Most, if not nearly all, of these teams have little to show ROI wise and the music on the AI bubble is slowing dramatically. They went from seemingly unlimited budgets and headcount when CEOs said “get me some of that AI” to some really uncomfortable scenes playing out know as the same CEOs realize this has cost a fortune with little to show for it.

deagle50 13 minutes ago | parent | prev | next [-]

Of course they have. Fewer developers means fewer tokens sold.

Until AI no longer needs human supervision, it's more profitable to tax as many employees as possible.

gigel82 12 minutes ago | parent | prev | next [-]

Yet layoffs excused by AI (expenses or claimed productivity gains) are continuing by the thousands each day, so... not sure what this is based on.

skybrian 8 minutes ago | parent [-]

This is just based on Ramp’s data about their customers, but it seems that some companies are hiring more people after adopting AI?

https://econlab.substack.com/p/we-can-finally-say-ai-isnt-ki...

drivingmenuts 13 minutes ago | parent | prev | next [-]

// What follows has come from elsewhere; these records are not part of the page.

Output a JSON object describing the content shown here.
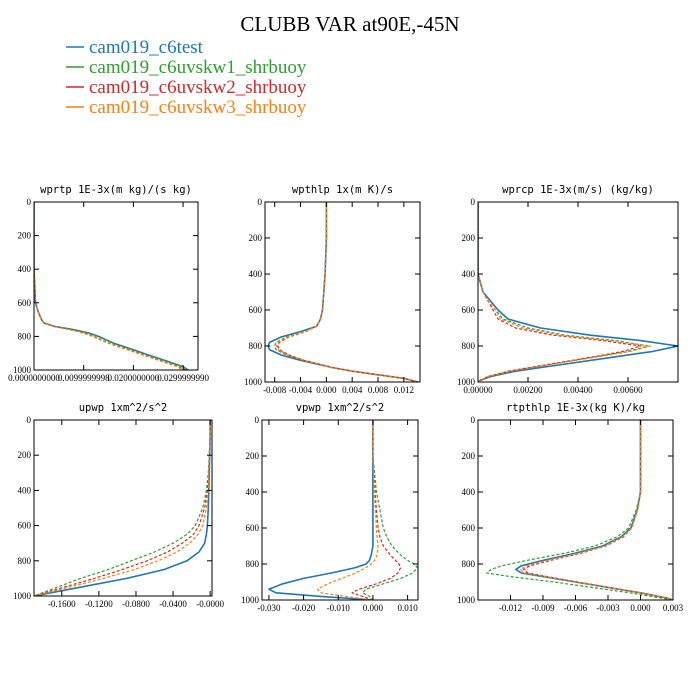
{
  "figure": {
    "title": "CLUBB VAR at90E,-45N"
  },
  "legend": [
    {
      "label": "cam019_c6test",
      "color": "#1f77b4",
      "dash": "solid"
    },
    {
      "label": "cam019_c6uvskw1_shrbuoy",
      "color": "#2ca02c",
      "dash": "dashed"
    },
    {
      "label": "cam019_c6uvskw2_shrbuoy",
      "color": "#d62728",
      "dash": "dashed"
    },
    {
      "label": "cam019_c6uvskw3_shrbuoy",
      "color": "#ff7f0e",
      "dash": "dashed"
    }
  ],
  "chart_data": [
    {
      "type": "line",
      "title": "wprtp  1E-3x(m kg)/(s kg)",
      "xlim": [
        0,
        0.033
      ],
      "ylim": [
        1000,
        0
      ],
      "xticks": [
        0,
        0.01,
        0.02,
        0.03
      ],
      "xtick_labels": [
        "0.0000000000",
        "0.0099999998",
        "0.0200000000",
        "0.0299999990"
      ],
      "yticks": [
        0,
        200,
        400,
        600,
        800,
        1000
      ],
      "ytick_labels": [
        "0",
        "200",
        "400",
        "600",
        "800",
        "1000"
      ],
      "y": [
        0,
        200,
        400,
        600,
        650,
        700,
        720,
        740,
        760,
        780,
        800,
        820,
        840,
        860,
        880,
        900,
        920,
        940,
        960,
        980,
        1000
      ],
      "series": [
        {
          "color": "#1f77b4",
          "dash": "solid",
          "x": [
            0,
            0,
            0,
            0.0003,
            0.0008,
            0.0015,
            0.002,
            0.004,
            0.008,
            0.011,
            0.013,
            0.0145,
            0.016,
            0.018,
            0.02,
            0.022,
            0.024,
            0.026,
            0.028,
            0.03,
            0.031
          ]
        },
        {
          "color": "#2ca02c",
          "dash": "dashed",
          "x": [
            0,
            0,
            0,
            0.0003,
            0.0008,
            0.0015,
            0.002,
            0.004,
            0.008,
            0.0108,
            0.0128,
            0.0143,
            0.0158,
            0.0178,
            0.0198,
            0.0218,
            0.0238,
            0.0258,
            0.0278,
            0.0298,
            0.031
          ]
        },
        {
          "color": "#d62728",
          "dash": "dashed",
          "x": [
            0,
            0,
            0,
            0.0003,
            0.0008,
            0.0015,
            0.002,
            0.004,
            0.0075,
            0.01,
            0.012,
            0.0135,
            0.015,
            0.017,
            0.019,
            0.021,
            0.023,
            0.025,
            0.027,
            0.029,
            0.0305
          ]
        },
        {
          "color": "#ff7f0e",
          "dash": "dashed",
          "x": [
            0,
            0,
            0,
            0.0003,
            0.0008,
            0.0015,
            0.002,
            0.0038,
            0.0072,
            0.0098,
            0.0118,
            0.0133,
            0.0148,
            0.0168,
            0.0188,
            0.0208,
            0.0228,
            0.0248,
            0.0268,
            0.0288,
            0.03
          ]
        }
      ]
    },
    {
      "type": "line",
      "title": "wpthlp  1x(m K)/s",
      "xlim": [
        -0.0095,
        0.0145
      ],
      "ylim": [
        1000,
        0
      ],
      "xticks": [
        -0.008,
        -0.004,
        0,
        0.004,
        0.008,
        0.012
      ],
      "xtick_labels": [
        "-0.008",
        "-0.004",
        "0.000",
        "0.004",
        "0.008",
        "0.012"
      ],
      "yticks": [
        0,
        200,
        400,
        600,
        800,
        1000
      ],
      "ytick_labels": [
        "0",
        "200",
        "400",
        "600",
        "800",
        "1000"
      ],
      "y": [
        0,
        200,
        400,
        500,
        600,
        650,
        690,
        720,
        750,
        780,
        800,
        820,
        850,
        880,
        900,
        920,
        940,
        960,
        980,
        1000
      ],
      "series": [
        {
          "color": "#1f77b4",
          "dash": "solid",
          "x": [
            0,
            0,
            -0.0002,
            -0.0004,
            -0.0006,
            -0.0009,
            -0.0015,
            -0.004,
            -0.007,
            -0.0088,
            -0.009,
            -0.0088,
            -0.007,
            -0.004,
            -0.0015,
            0.001,
            0.004,
            0.008,
            0.012,
            0.0142
          ]
        },
        {
          "color": "#2ca02c",
          "dash": "dashed",
          "x": [
            0,
            0,
            -0.0002,
            -0.0004,
            -0.0006,
            -0.0009,
            -0.0015,
            -0.0035,
            -0.0062,
            -0.0078,
            -0.008,
            -0.0078,
            -0.0062,
            -0.0036,
            -0.0013,
            0.001,
            0.004,
            0.008,
            0.012,
            0.0142
          ]
        },
        {
          "color": "#d62728",
          "dash": "dashed",
          "x": [
            0,
            0,
            -0.0002,
            -0.0004,
            -0.0006,
            -0.0009,
            -0.0015,
            -0.0032,
            -0.0058,
            -0.0073,
            -0.0075,
            -0.0073,
            -0.0058,
            -0.0034,
            -0.0012,
            0.001,
            0.004,
            0.008,
            0.012,
            0.0142
          ]
        },
        {
          "color": "#ff7f0e",
          "dash": "dashed",
          "x": [
            0,
            0,
            -0.0002,
            -0.0004,
            -0.0006,
            -0.0009,
            -0.0015,
            -0.0033,
            -0.006,
            -0.0075,
            -0.0077,
            -0.0075,
            -0.006,
            -0.0035,
            -0.0012,
            0.001,
            0.004,
            0.008,
            0.012,
            0.0142
          ]
        }
      ]
    },
    {
      "type": "line",
      "title": "wprcp  1E-3x(m/s) (kg/kg)",
      "xlim": [
        0,
        0.008
      ],
      "ylim": [
        1000,
        0
      ],
      "xticks": [
        0,
        0.002,
        0.004,
        0.006
      ],
      "xtick_labels": [
        "0.00000",
        "0.00200",
        "0.00400",
        "0.00600"
      ],
      "yticks": [
        0,
        200,
        400,
        600,
        800,
        1000
      ],
      "ytick_labels": [
        "0",
        "200",
        "400",
        "600",
        "800",
        "1000"
      ],
      "y": [
        0,
        200,
        400,
        500,
        550,
        600,
        650,
        700,
        740,
        770,
        800,
        830,
        860,
        900,
        940,
        970,
        990,
        1000
      ],
      "series": [
        {
          "color": "#1f77b4",
          "dash": "solid",
          "x": [
            0,
            0,
            0,
            0.0002,
            0.0005,
            0.0008,
            0.0012,
            0.0025,
            0.0045,
            0.0065,
            0.008,
            0.007,
            0.0055,
            0.0035,
            0.0015,
            0.0005,
            0.0001,
            0
          ]
        },
        {
          "color": "#2ca02c",
          "dash": "dashed",
          "x": [
            0,
            0,
            0,
            0.0002,
            0.0004,
            0.0007,
            0.001,
            0.002,
            0.0035,
            0.0055,
            0.0068,
            0.006,
            0.0047,
            0.003,
            0.0013,
            0.0004,
            0.0001,
            0
          ]
        },
        {
          "color": "#d62728",
          "dash": "dashed",
          "x": [
            0,
            0,
            0,
            0.0002,
            0.0004,
            0.0006,
            0.0008,
            0.0015,
            0.003,
            0.005,
            0.0065,
            0.0058,
            0.0046,
            0.0029,
            0.0012,
            0.0004,
            0.0001,
            0
          ]
        },
        {
          "color": "#ff7f0e",
          "dash": "dashed",
          "x": [
            0,
            0,
            0,
            0.0002,
            0.0004,
            0.0007,
            0.0009,
            0.0018,
            0.0033,
            0.0053,
            0.0069,
            0.0061,
            0.0048,
            0.003,
            0.0013,
            0.0004,
            0.0001,
            0
          ]
        }
      ]
    },
    {
      "type": "line",
      "title": "upwp   1xm^2/s^2",
      "xlim": [
        -0.19,
        0.002
      ],
      "ylim": [
        1000,
        0
      ],
      "xticks": [
        -0.16,
        -0.12,
        -0.08,
        -0.04,
        0
      ],
      "xtick_labels": [
        "-0.1600",
        "-0.1200",
        "-0.0800",
        "-0.0400",
        "-0.0000"
      ],
      "yticks": [
        0,
        200,
        400,
        600,
        800,
        1000
      ],
      "ytick_labels": [
        "0",
        "200",
        "400",
        "600",
        "800",
        "1000"
      ],
      "y": [
        0,
        100,
        200,
        300,
        400,
        500,
        600,
        650,
        700,
        750,
        800,
        850,
        900,
        950,
        1000
      ],
      "series": [
        {
          "color": "#1f77b4",
          "dash": "solid",
          "x": [
            0,
            0,
            -0.0005,
            -0.001,
            -0.0015,
            -0.002,
            -0.003,
            -0.004,
            -0.006,
            -0.012,
            -0.025,
            -0.05,
            -0.09,
            -0.14,
            -0.19
          ]
        },
        {
          "color": "#2ca02c",
          "dash": "dashed",
          "x": [
            0,
            0,
            -0.001,
            -0.002,
            -0.004,
            -0.008,
            -0.016,
            -0.025,
            -0.04,
            -0.06,
            -0.085,
            -0.11,
            -0.14,
            -0.165,
            -0.19
          ]
        },
        {
          "color": "#d62728",
          "dash": "dashed",
          "x": [
            0,
            0,
            -0.001,
            -0.0015,
            -0.003,
            -0.006,
            -0.012,
            -0.018,
            -0.03,
            -0.046,
            -0.068,
            -0.095,
            -0.125,
            -0.158,
            -0.19
          ]
        },
        {
          "color": "#ff7f0e",
          "dash": "dashed",
          "x": [
            0,
            0,
            -0.0008,
            -0.0012,
            -0.002,
            -0.004,
            -0.008,
            -0.013,
            -0.022,
            -0.036,
            -0.056,
            -0.082,
            -0.115,
            -0.152,
            -0.19
          ]
        }
      ]
    },
    {
      "type": "line",
      "title": "vpwp   1xm^2/s^2",
      "xlim": [
        -0.032,
        0.013
      ],
      "ylim": [
        1000,
        0
      ],
      "xticks": [
        -0.03,
        -0.02,
        -0.01,
        0,
        0.01
      ],
      "xtick_labels": [
        "-0.030",
        "-0.020",
        "-0.010",
        "0.000",
        "0.010"
      ],
      "yticks": [
        0,
        200,
        400,
        600,
        800,
        1000
      ],
      "ytick_labels": [
        "0",
        "200",
        "400",
        "600",
        "800",
        "1000"
      ],
      "y": [
        0,
        100,
        200,
        300,
        400,
        500,
        600,
        650,
        700,
        750,
        780,
        800,
        820,
        850,
        880,
        910,
        940,
        960,
        980,
        1000
      ],
      "series": [
        {
          "color": "#1f77b4",
          "dash": "solid",
          "x": [
            0,
            0,
            0,
            0,
            0,
            0,
            0,
            0,
            0,
            -0.0005,
            -0.001,
            -0.002,
            -0.005,
            -0.012,
            -0.02,
            -0.026,
            -0.03,
            -0.028,
            -0.015,
            0
          ]
        },
        {
          "color": "#2ca02c",
          "dash": "dashed",
          "x": [
            0,
            0,
            0,
            0.0005,
            0.001,
            0.002,
            0.003,
            0.004,
            0.0055,
            0.008,
            0.01,
            0.012,
            0.0128,
            0.0115,
            0.008,
            0.003,
            -0.002,
            -0.003,
            -0.001,
            0
          ]
        },
        {
          "color": "#d62728",
          "dash": "dashed",
          "x": [
            0,
            0,
            0,
            0.0003,
            0.0006,
            0.001,
            0.0015,
            0.002,
            0.003,
            0.005,
            0.0065,
            0.0075,
            0.008,
            0.0072,
            0.005,
            0.001,
            -0.004,
            -0.006,
            -0.003,
            0
          ]
        },
        {
          "color": "#ff7f0e",
          "dash": "dashed",
          "x": [
            0,
            0,
            0,
            0.0002,
            0.0004,
            0.0007,
            0.001,
            0.0012,
            0.0015,
            0.0012,
            0.0005,
            -0.0005,
            -0.002,
            -0.005,
            -0.009,
            -0.013,
            -0.016,
            -0.015,
            -0.008,
            0
          ]
        }
      ]
    },
    {
      "type": "line",
      "title": "rtpthlp  1E-3x(kg K)/kg",
      "xlim": [
        -0.015,
        0.003
      ],
      "ylim": [
        1000,
        0
      ],
      "xticks": [
        -0.012,
        -0.009,
        -0.006,
        -0.003,
        0,
        0.003
      ],
      "xtick_labels": [
        "-0.012",
        "-0.009",
        "-0.006",
        "-0.003",
        "0.000",
        "0.003"
      ],
      "yticks": [
        0,
        200,
        400,
        600,
        800,
        1000
      ],
      "ytick_labels": [
        "0",
        "200",
        "400",
        "600",
        "800",
        "1000"
      ],
      "y": [
        0,
        200,
        400,
        500,
        600,
        650,
        700,
        740,
        780,
        810,
        830,
        850,
        870,
        900,
        930,
        960,
        990,
        1000
      ],
      "series": [
        {
          "color": "#1f77b4",
          "dash": "solid",
          "x": [
            0,
            0,
            0,
            -0.0003,
            -0.0009,
            -0.0018,
            -0.0035,
            -0.006,
            -0.009,
            -0.011,
            -0.0115,
            -0.011,
            -0.009,
            -0.006,
            -0.003,
            0,
            0.0025,
            0.003
          ]
        },
        {
          "color": "#2ca02c",
          "dash": "dashed",
          "x": [
            0,
            0,
            0,
            -0.0004,
            -0.0011,
            -0.0022,
            -0.0042,
            -0.007,
            -0.0105,
            -0.0128,
            -0.0138,
            -0.0142,
            -0.012,
            -0.008,
            -0.0045,
            -0.001,
            0.002,
            0.003
          ]
        },
        {
          "color": "#d62728",
          "dash": "dashed",
          "x": [
            0,
            0,
            0,
            -0.0003,
            -0.0008,
            -0.0016,
            -0.0032,
            -0.0055,
            -0.0083,
            -0.0102,
            -0.0108,
            -0.0104,
            -0.0086,
            -0.0058,
            -0.0029,
            0,
            0.0025,
            0.003
          ]
        },
        {
          "color": "#ff7f0e",
          "dash": "dashed",
          "x": [
            0,
            0,
            0,
            -0.0003,
            -0.0008,
            -0.0017,
            -0.0033,
            -0.0057,
            -0.0086,
            -0.0105,
            -0.0111,
            -0.0107,
            -0.0088,
            -0.0059,
            -0.003,
            0,
            0.0025,
            0.003
          ]
        }
      ]
    }
  ]
}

I kind of wish there was a way to flip the script on the companies that gave up on humans and tried to switch to AI. Make them suffer for their idiocy in the same way that workers suffered or continue to suffer.

If that makes me a bad person, fine. If a few CEO's wind up working at 7-11 to make rent money, all the better.

yardie 37 minutes ago | parent | prev [-]

Dumbasses the lot of them.

Took that nonsense to Capitol Hill, trying to tell a bunch of politicians who knew damn well they are only there as long as they can keep their voters employed. They could have asked their own AI what happens when employment reaches 40-50%. Hint: it's never good. They were going to become another problem the government had to solve.

Also, UBI is non-starter no matter what Sam Altman believes.

cliglot 36 minutes ago | parent | next [-]

Now let’s see if there will be any real consequences for such reckless stupidity: my bet, nah.

imightbebatman 29 minutes ago | parent | next [-]

If there ever truly were consequences in the oligarchy of the US, the time for that is long gone now. There will be none.

uejfiweun 32 minutes ago | parent | prev [-]

Of course not. This coming crash will be where we learn that tech is "too big to fail" in the same way that the financial system is. They'll let one player fail (likely Anthropic, due to the constant fighting with the government) and bail out the rest.

lifestyleguru 15 minutes ago | parent | prev [-]

Afer COVID and AI, the only buzzword left is WAR. Doesn't rhyme but we are well beyond funny.